The Consumer Price Index rose 0.3 percent last month, pushing the 12-month increase to a three-year high of 3.9 percent, the Labor Department said on Wednesday.
However, the month-on-month gain was the smallest in three months and so-called core prices, which strip out volatile food and energy costs, edged up just 0.1 percent.
While the report supported the Federal Reserve’s contention that price pressures would abate after spiking earlier this year, there was still enough inflation in the economy for the U.S. central bank to worry about, analysts said.
“The Fed is unlikely to publicly crow about this CPI print, as headline inflation is still frustratingly high, but the easing in core inflation does validate the inflation forecast underpinning their recent policy moves,” said Michael Feroli, an economist at JPMorgan in New York.
The Fed focuses on core CPI as it tailors monetary policy, but some economists said it could no longer afford to ignore stubbornly high food and gasoline prices.
Food prices rose 0.4 percent in September, a touch slower than the previous month, while gasoline costs accelerated 2.9 percent from 1.9 percent in August.
“It’s not enough anymore to look at the core because the long-term trend for food prices is high. It has really become an issue for consumers,” said Joel Naroff, chief economist at Naroff Economic Advisors in Holland, Pennsylvania.

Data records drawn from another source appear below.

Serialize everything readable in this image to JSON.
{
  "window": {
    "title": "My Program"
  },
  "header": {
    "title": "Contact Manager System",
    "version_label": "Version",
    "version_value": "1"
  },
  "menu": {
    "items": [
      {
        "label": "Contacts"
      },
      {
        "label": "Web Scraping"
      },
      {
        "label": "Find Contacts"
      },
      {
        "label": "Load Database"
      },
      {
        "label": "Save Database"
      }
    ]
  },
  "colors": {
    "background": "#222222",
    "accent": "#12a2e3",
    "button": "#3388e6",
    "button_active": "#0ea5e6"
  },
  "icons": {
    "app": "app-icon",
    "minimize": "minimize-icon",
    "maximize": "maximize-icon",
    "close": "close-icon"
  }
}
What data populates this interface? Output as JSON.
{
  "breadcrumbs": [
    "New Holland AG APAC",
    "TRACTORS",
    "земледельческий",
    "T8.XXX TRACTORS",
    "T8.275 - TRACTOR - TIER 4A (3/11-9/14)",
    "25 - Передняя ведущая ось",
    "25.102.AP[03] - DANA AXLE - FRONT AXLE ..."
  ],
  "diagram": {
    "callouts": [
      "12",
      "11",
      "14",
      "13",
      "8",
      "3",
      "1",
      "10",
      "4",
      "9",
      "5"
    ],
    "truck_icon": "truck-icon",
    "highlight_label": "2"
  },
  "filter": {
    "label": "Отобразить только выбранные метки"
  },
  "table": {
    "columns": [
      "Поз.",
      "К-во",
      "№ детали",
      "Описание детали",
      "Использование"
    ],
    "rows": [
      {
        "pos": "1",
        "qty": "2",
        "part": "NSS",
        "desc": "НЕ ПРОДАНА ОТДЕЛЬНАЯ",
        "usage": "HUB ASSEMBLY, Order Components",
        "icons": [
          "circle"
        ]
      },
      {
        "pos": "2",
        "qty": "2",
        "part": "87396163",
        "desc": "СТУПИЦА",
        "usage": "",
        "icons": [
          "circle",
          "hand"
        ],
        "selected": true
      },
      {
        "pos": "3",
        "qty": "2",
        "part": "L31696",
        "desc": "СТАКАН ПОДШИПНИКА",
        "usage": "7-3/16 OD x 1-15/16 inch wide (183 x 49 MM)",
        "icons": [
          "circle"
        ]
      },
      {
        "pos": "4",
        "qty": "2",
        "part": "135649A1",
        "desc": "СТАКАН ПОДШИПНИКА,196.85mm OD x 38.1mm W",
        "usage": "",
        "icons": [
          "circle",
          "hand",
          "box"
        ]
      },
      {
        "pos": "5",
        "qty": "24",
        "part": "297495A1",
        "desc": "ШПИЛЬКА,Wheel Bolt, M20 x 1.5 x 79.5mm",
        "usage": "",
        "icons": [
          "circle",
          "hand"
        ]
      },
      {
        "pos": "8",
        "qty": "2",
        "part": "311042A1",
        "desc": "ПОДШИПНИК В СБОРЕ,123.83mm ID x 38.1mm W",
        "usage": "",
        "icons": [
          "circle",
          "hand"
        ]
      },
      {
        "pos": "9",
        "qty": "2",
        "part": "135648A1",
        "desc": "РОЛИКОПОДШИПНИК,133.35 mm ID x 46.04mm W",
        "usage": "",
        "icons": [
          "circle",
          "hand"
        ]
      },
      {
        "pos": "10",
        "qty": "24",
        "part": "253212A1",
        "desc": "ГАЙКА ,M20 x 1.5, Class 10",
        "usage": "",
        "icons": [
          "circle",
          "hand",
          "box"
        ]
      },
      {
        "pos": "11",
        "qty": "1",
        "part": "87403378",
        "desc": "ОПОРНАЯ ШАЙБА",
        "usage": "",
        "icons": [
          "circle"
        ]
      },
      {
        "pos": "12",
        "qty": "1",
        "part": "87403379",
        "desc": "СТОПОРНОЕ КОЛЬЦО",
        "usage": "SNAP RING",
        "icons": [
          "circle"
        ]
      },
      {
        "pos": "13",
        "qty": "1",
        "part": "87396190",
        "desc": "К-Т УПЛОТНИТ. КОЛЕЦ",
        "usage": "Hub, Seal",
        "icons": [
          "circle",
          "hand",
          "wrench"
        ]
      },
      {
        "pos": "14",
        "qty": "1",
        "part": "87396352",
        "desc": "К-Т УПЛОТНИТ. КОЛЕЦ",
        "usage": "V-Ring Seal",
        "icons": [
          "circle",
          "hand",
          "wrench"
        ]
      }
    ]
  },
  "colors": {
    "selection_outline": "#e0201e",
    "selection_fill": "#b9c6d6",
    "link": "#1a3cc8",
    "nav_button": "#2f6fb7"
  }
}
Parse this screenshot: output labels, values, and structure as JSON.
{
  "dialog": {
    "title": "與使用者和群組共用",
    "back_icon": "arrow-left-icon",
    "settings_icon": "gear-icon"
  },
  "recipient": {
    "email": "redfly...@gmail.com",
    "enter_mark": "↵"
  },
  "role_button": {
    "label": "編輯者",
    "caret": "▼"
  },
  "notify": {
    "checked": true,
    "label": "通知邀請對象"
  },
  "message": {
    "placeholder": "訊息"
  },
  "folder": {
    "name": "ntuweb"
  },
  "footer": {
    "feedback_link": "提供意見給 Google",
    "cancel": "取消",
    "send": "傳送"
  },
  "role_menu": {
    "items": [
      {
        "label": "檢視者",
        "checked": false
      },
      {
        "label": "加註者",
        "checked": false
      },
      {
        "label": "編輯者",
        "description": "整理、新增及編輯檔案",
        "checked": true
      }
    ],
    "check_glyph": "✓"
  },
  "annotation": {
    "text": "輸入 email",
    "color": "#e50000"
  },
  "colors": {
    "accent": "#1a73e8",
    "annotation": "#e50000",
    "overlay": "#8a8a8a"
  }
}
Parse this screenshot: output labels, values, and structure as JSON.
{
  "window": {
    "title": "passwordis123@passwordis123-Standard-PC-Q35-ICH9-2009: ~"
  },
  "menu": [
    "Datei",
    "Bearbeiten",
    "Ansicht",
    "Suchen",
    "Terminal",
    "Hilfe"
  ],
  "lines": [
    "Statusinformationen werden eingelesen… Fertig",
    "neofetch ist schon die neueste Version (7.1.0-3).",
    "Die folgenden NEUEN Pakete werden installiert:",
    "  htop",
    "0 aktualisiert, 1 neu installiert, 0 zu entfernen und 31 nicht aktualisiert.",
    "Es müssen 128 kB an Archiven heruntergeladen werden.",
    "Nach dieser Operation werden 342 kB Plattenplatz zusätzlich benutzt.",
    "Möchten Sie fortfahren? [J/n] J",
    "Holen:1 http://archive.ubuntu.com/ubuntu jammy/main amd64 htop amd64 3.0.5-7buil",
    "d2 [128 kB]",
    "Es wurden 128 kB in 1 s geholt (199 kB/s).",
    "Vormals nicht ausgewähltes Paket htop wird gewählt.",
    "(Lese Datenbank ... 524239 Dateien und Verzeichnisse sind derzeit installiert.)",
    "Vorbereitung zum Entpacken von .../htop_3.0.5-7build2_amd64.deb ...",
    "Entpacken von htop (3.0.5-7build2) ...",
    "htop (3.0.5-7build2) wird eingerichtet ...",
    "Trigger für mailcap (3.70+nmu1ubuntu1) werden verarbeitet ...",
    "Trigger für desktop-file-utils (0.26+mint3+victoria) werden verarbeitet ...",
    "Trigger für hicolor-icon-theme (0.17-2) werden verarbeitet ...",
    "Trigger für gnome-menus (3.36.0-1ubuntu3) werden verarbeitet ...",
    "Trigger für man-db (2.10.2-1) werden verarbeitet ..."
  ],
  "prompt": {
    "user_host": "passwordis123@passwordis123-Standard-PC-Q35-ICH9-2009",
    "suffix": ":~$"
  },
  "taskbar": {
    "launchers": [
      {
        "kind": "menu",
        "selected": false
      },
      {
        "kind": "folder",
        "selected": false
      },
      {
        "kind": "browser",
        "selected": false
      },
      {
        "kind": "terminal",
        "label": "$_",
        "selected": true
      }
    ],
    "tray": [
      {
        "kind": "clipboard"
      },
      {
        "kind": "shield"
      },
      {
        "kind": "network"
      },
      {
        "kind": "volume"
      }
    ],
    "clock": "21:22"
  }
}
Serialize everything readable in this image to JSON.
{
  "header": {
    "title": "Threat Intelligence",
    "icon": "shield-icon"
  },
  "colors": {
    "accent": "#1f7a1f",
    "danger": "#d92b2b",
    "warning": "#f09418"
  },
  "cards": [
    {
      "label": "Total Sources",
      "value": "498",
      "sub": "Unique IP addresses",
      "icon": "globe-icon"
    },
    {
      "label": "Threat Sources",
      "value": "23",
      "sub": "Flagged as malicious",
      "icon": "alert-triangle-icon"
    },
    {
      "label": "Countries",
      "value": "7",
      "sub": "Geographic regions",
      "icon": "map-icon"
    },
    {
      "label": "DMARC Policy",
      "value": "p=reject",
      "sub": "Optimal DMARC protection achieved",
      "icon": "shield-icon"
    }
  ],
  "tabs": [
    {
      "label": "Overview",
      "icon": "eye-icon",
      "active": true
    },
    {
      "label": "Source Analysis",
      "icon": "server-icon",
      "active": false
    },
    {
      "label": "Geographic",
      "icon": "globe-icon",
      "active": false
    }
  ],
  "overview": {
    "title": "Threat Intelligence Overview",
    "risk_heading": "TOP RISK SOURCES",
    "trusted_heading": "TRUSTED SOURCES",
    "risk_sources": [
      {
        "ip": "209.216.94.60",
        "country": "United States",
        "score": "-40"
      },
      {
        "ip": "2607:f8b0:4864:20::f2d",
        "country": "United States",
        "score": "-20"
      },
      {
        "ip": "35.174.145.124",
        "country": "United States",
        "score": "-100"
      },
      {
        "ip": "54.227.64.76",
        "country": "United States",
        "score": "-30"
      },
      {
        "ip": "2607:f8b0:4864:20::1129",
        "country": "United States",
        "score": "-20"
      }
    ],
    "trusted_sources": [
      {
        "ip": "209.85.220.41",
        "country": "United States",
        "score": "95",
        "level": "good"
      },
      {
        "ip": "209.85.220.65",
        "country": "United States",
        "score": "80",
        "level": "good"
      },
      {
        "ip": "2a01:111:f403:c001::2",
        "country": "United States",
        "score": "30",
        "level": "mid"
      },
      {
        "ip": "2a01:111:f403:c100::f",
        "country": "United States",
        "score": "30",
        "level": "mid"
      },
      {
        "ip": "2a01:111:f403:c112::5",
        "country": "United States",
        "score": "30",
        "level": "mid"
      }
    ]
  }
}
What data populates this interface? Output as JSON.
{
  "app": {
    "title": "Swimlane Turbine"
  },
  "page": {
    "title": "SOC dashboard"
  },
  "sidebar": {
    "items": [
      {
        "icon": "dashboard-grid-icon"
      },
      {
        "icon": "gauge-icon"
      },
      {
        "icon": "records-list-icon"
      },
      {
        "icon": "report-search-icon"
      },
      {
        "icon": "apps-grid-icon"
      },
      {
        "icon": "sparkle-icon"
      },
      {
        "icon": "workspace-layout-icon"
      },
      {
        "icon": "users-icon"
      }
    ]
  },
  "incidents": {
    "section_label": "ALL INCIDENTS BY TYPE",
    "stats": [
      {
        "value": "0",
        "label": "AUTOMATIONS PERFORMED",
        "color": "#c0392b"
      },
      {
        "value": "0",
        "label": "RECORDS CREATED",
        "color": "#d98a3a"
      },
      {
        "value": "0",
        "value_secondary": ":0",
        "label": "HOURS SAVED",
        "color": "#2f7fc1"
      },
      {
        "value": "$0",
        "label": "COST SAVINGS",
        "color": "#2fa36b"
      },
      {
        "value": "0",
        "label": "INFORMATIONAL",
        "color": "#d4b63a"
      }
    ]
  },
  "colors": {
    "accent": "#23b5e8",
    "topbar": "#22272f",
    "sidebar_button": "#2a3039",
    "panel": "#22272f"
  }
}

With the unemployment rate stuck above 9 percent, wage growth has trailed inflation. While weekly wages adjusted for inflation rose 0.2 percent in September, they were down 1.7 percent from a year ago.
The Fed, which has already cut overnight lending rates to near zero and pumped $2.3 trillion into the economy, is searching for more ways to boost growth.
Recent economic data have suggested the U.S. economy fared much better in the third quarter than it did in the first half of the year, lessening the pressure for more monetary stimulus.
In a separate report, the Fed said the economy continued to expand slightly in September but prospects for the future appeared to be dimming.
But other data struck a slightly optimistic note on the economy. The Commerce Department said housing starts rose 15 percent to an annual rate of 658,000 units in September, well above economists’ expectations for a 590,000-unit pace.
That jump, however, reflected a big surge in groundbreaking for multifamily dwellings. Single-family home construction -- which accounts for a larger share of the market -- rose just 1.7 percent and permits for future building fell 5 percent, a sign the housing market remains far from recovery.
Another report showed applications for U.S. home mortgages tumbled 14.9 percent last week as demand for both refinancing and purchases fizzled.
U.S. financial markets ignored the economic data amid doubts European leaders would take aggressive steps at a summit this weekend to solve the region’s debt crisis.
Stocks on Wall Street ended down after a late afternoon sell-off, while prices for U.S. Treasury debt eked out modest gains. The dollar was little changed against the euro.
Underlying inflation pressures were restrained last month as the cost of apparel and used vehicles fell, new car prices held steady and rental-related costs rose only modestly.
A rolling three-month average of core inflation suggests it peaked earlier this year.
Prices for new motor vehicles were unchanged for a third straight month in September, likely reflecting a normalization in supplies after the March earthquake in Japan disrupted production.
Even though food and gasoline prices remain strong and factories are facing high costs of production, some economists believe consumer inflation will not rise any further, citing the weak economy.
“There is high slack in the economy and consumers are price sensitive,” said Ryan Sweet, a senior economist at Moody’s Analytics in West Chester Pennsylvania.
“Given that the unemployment rate is 9.1 percent and wages are barely keeping up with inflation, businesses will have to swallow some of those (increased production) costs.”